Amiante : la majorité des établissements scolaires construits avant 1997 en contiennent

Le quotidien Libération s’est procuré un fichier interne aux services de l’Éducation nationale recensant les écoles, collèges et lycées publics et privés contenant de l’amiante, matériau dangereux pour la santé. Près de 20 000 établissements, soit un tiers du parc scolaire français, ont répondu à cette enquête, réalisée par l’Observatoire national de la sécurité et de l’accessibilité des établissements d’enseignement (ONS). Cette étude de 2016, bien que non exhaustive, est donc représentative. L’ensemble des données collectées sont consultables en ligne via un outil élaboré par Libé Labo, la cellule data du journal.

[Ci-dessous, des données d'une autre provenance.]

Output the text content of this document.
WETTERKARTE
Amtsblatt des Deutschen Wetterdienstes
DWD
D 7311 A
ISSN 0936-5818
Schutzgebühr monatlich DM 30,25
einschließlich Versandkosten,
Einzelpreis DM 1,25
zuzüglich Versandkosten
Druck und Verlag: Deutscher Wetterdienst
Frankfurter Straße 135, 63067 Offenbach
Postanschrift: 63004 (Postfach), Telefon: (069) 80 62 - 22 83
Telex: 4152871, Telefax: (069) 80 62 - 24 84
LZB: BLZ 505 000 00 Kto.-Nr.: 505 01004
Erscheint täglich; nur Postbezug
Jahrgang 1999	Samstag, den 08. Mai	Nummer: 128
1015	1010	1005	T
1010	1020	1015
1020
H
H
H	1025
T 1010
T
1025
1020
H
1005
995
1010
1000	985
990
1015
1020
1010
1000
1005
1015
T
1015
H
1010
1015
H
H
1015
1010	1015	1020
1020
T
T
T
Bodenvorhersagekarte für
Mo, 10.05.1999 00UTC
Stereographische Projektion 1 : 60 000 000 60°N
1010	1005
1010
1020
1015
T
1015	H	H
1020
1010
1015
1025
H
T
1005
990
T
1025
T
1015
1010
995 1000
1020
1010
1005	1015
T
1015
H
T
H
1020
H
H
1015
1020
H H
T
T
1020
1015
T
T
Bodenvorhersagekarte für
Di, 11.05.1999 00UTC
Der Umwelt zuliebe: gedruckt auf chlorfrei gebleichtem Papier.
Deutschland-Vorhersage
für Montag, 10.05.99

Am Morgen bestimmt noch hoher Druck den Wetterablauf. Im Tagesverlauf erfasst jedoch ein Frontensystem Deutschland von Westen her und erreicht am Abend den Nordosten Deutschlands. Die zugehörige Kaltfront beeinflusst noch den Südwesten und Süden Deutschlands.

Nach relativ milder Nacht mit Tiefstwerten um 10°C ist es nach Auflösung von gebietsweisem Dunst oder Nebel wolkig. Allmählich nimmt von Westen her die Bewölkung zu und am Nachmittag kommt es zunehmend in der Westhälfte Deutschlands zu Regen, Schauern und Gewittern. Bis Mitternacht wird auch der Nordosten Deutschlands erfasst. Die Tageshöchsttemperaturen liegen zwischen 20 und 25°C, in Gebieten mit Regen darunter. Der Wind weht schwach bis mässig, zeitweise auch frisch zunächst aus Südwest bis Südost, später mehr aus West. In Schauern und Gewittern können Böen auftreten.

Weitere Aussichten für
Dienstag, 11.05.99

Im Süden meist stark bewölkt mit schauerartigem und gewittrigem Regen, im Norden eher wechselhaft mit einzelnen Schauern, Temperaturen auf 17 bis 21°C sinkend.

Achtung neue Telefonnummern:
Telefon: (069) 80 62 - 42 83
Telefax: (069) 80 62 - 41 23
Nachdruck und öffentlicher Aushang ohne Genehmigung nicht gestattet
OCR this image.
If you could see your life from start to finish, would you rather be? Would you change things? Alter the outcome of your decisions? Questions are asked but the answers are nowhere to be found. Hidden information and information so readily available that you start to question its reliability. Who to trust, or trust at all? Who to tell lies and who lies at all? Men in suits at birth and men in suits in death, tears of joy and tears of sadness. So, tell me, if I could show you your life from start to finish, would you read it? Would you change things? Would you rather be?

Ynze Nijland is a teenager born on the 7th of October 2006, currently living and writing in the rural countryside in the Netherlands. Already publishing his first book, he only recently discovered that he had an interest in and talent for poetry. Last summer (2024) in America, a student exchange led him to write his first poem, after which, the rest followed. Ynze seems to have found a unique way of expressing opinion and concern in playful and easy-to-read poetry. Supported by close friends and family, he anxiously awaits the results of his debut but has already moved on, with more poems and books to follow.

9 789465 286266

Les résultats de cette enquête révèlent que  « la grande majorité des établissements construits avant 1997, date de l’interdiction de l’amiante en France, en contiennent toujours… Soit  80 % des lycées professionnels, 77 % des lycées généraux et technologiques, 73 % des collèges et 38 % des écoles ». Tant que les fibres toxiques sont calfeutrées, il n’y a pas de danger pour la santé. Mais la détérioration des bâtiments avec le temps, ou la conduite de petits travaux (percer un mur, tirer des câbles dans les faux plafonds) sans précautions particulières, augmentent les risques d’exposition. D’ailleurs, selon une étude de Santé Publique France, une vingtaine de professeurs et personnels des écoles contractent chaque année un mésothéliome pleural, cancer de l’amiante.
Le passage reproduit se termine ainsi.